Christmas Bliss On Drama

Settle into the sofa with ALL the mince pies to hand, because there’s a host of classic, timeless telly treats to enjoy on Drama this festive season. Here’s why they go together with Christmas like turkey and cranberry sauce.

Keeping Up Appearances


What is the true meaning of Christmas? Ensuring dinner goes without a hitch, of course. Guaranteeing the sprouts aren't waterlogged balls of green mush, that there are plenty of pigs in blankets to go round (best be on the safe side and provide 32 per person), and - most crucially - that the word "Brexit" is not mentioned once at the dinner table. And who has the thankless task of making all of this happen? The host, of course. So, it's very fitting to spend some time during the festive season in the company of the patron saint of hosts everywhere, the inimitable Hyacinth Bucket. As the undisputed queen of the candlelight supper, she is an inspiration to all hosts at Christmas, even those of us who have to make do with Ikea plates rather than the Royal Doulton with the hand-painted periwinkles. Shameful.


Christmas is about many things. Togetherness. Family. Carbohydrates. Antacids. Socially acceptable daytime binge-drinking. The gradual development of gout. But most of all, it's about shopping. And this is why Are You Being Served? is secretly the perfect Christmas comedy, as it's an entire TV series entirely focused on the department store shopping experience. Only with less stress, more jokes and some killer 70s fashions. So, ignore the dodgems-like chaos of the post-Christmas sales crowds and do your shopping from home - not via Amazon, but via Grace Brothers. (All right, so you won't actually be able to purchase anything, but that's OK - it's Christmas, your bank balance has suffered enough.)


Call the Midwife is a bit like Charles Dickens, in that it's always somehow inherently Christmassy even when it's not actively being Christmassy. Maybe it's the heartfelt, bittersweet, ultimately uplifting stories of people coming together to overcome all kinds of adversity. Maybe it's the presence of all the nuns, bustling happily about. There's also something joyfully festive about all the scenes of good cheer around dinner tables, and the unashamed scoffing of extremely calorific treats. Specifically, cake. Lots and lots of cake. So much cake, it'll make you feel marginally less guilty about the sheer volumes of food that will be rampaging past your lips all the way until January. Don't worry: Sister Monica Joan is on your side.


Christmas is the sweetest time of the year - both metaphorically (all the love going around) and literally (Quality Street suddenly becoming an allowable breakfast food). If all gets a bit too saccharine, then Lovejoy is the perfect antidote, being the adventures of a cynical, sardonic cad who wheels and deals, scams and steals, smiling merrily while doing it. To put it another way, he would never NOT be on Santa's naughty list. Lovejoy is perfect Christmas viewing for when you're fed up of Christmas viewing, and just want to revel in some wry, roguish shenanigans. The TV equivalent of a shot of palate-cleansing whisky, knocked back from Tinker's trusty flask. Ahh.
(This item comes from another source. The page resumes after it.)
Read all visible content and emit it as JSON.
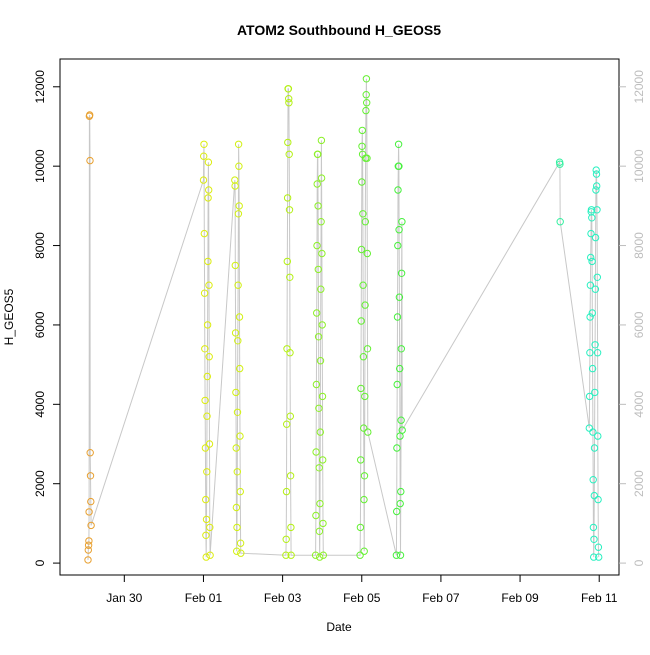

London's Burning will hopefully be the closest you'll come to any actual fires this Christmas (other than when you light the pudding and proudly present its beautiful blue glow to your family, while they sit around patting their bellies, ungratefully moaning about being too full). A bit like Allo Allo, this is a show that should deliver a serious dose of nostalgia. And here's another thing: it's also a lot funnier than many people might remember. The various petty rivalries and bickering among the Blue Watch brigade are a delight to behold - and a good distraction from any sherry-fuelled arguments breaking out at home.


One aspect of Christmas that makes it so wonderful is the nostalgia it inspires. The memories of Christmases gone by. Seeing old friends. Catching up with family members you've not seen in ages. Reading out the exact same Christmas cracker joke that you once told in 1996. And what could be more nostalgic than settling down for Allo Allo? This cherished sitcom recalls a bygone, more innocent time - a time of silly pantomime-style hi-jinks, endlessly quotable catchphrases ("Good moaning") and lots of talk of big boobies. It's impossible to watch an episode and not feel instantly reverted to your earlier self - albeit without the terrible fashion sense and propensity for bad romantic decisions. A win-win.